Lark was lying on her bed in her childhood bedroom and staring at the ceiling, contemplating whether or not she was ready to talk to Ollie yet. Her phone rang and she lifted it, checked the number, ignored it, and then let the phone fall to her chest. Nope. She wasn’t ready.
“Told you she was ignoring us.”
She turned her head to her window and saw two faces leaning in. She sat up in her bed.
“Seriously. You climbed the drainpipe.” She couldn’t believe her eyes. She grimaced at Max. “Should you be exerting yourself?”
Ollie sneered, “do you actually care?”
Max elbowed his sister but then responded to Lark, “I’m supposed to be remaining stress free but you’re being an asshole and making my blood pressure increase.”
“I’m being an asshole? What do you call a man who repeatedly ignores a woman’s request to be left alone?” she called him out refusing to get up for them. She lay ack down.
“But I know you don’t mean it,” he grinned at her, both dimples on full display. “You miss me as much as I’ve missed you. Ollie told me. You don’t want to elevate my blood pressure arguing with me, do you?”
She shot Ollie an annoyed look before turning her attention back to him, “You survived all this time without me. I’m certain I am not the cause of your ailments now.”
“You are.” Ollie climbed through the window and landed with a thud on the floor.
Instinctively, Lark looked to the door as if worried her parents would hear and then threw her hands up. “Why are you here? You’re mad at me, I’m mad at both of you and you,” she grimaced at Max, “are not anyone I want to be around.”
“Well, Max and I talked. In fact, we even went to talk to a counsellor together. We decided we love you too much to let you
go.”
Lark frowned at Ollie’s comment. “You went to a counsellor?”

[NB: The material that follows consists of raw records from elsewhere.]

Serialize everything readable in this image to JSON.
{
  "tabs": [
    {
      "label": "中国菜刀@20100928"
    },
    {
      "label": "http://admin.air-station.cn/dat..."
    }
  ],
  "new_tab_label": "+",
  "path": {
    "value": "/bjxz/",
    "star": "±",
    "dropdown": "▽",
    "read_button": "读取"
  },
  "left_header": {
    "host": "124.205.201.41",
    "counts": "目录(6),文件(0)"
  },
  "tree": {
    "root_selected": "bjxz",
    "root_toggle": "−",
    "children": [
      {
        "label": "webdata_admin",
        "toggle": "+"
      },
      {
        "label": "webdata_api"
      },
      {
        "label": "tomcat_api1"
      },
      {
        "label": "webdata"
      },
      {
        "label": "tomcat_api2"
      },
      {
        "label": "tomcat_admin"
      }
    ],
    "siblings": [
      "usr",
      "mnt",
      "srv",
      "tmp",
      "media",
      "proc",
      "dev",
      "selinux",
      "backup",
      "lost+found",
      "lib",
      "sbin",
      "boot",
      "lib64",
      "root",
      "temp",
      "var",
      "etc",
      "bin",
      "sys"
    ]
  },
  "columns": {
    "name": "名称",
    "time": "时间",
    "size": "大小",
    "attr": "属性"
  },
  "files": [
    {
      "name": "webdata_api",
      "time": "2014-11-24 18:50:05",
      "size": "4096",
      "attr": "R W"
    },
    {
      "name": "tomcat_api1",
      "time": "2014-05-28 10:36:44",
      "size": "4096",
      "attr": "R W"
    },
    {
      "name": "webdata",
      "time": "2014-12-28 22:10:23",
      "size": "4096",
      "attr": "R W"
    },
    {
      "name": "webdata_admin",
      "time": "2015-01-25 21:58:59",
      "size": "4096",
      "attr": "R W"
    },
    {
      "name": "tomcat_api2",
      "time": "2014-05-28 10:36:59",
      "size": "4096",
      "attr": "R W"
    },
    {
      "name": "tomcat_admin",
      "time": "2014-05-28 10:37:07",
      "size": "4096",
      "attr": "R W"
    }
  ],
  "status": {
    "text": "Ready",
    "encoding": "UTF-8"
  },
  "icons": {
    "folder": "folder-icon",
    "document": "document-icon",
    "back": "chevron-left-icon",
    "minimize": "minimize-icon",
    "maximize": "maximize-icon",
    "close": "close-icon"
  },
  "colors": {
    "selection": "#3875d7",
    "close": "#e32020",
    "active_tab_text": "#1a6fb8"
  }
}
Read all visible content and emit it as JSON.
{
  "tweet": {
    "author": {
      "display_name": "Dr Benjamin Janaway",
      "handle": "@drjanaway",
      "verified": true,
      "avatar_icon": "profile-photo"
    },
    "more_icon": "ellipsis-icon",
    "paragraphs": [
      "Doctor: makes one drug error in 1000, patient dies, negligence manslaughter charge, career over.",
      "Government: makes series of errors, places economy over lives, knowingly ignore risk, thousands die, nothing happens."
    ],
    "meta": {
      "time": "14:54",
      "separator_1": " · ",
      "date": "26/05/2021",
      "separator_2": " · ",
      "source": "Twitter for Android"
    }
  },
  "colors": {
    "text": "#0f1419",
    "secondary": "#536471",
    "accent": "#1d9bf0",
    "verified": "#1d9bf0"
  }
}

“Yes. Mom sat us down on Monday, all of us, all six of us, and called us assholes. I mean, she usually sits us down like this quarterly but this time she meant business. She told us point blank she was tired of our bullshit. Then on Wednesday she called me and Max in after she apparently worked with you on Margot’s file and said you were perhaps the most professional person she ever met and your ability to put your work and personal feelings aside to help the mother and sister of the biggest pair of assholes who have ever hurt her in her life might be your biggest character flaw.” Ollie perched on the edge of the bed and squeezed her leg.
“Character flaw?” Lark frowned at Bobbie’s assessment rolling to her side.
“Mm. She seems to think you’ll be too soft on us and take us back too easily and we’ll hurt you again. She said since she knows you have weak spots for both of us, she’s going to be your backbone if you can’t be. She said she’s going to kick our asses if we keep hurting the one person who ever loved us as unconditionally as she does. Mom said she was really ashamed of how we’ve behaved with you. I mean she’s said it before but this time she was really frustrated and pointed out we were going to lose you forever if we didn’t straighten up. She suggested we go to counselling as individuals and as siblings and even family counseling, to deal with our resentment over the fact she was a shitty mom who raised such self-absorbed assholes.”
“Your mother was not a shitty mom!” Lark defended Bobbie furiously.
“We know, chère,” Max held up his hands defensively. “We made sure she knows she has done nothing wrong. We were spoiled selfish little pricks and it’s not her fault. Dad overcompensated for missing eight years of our life by never disciplining us and we took advantage like the monsters we were. We were a bad example for our younger siblings to follow and they’re following with gusto. The woman is a saint. If I had to deal with six mini versions of Olivier Villeneuve, I would have divorced him, given him full custody, and hidden somewhere in the French countryside where nobody would ever find me again.”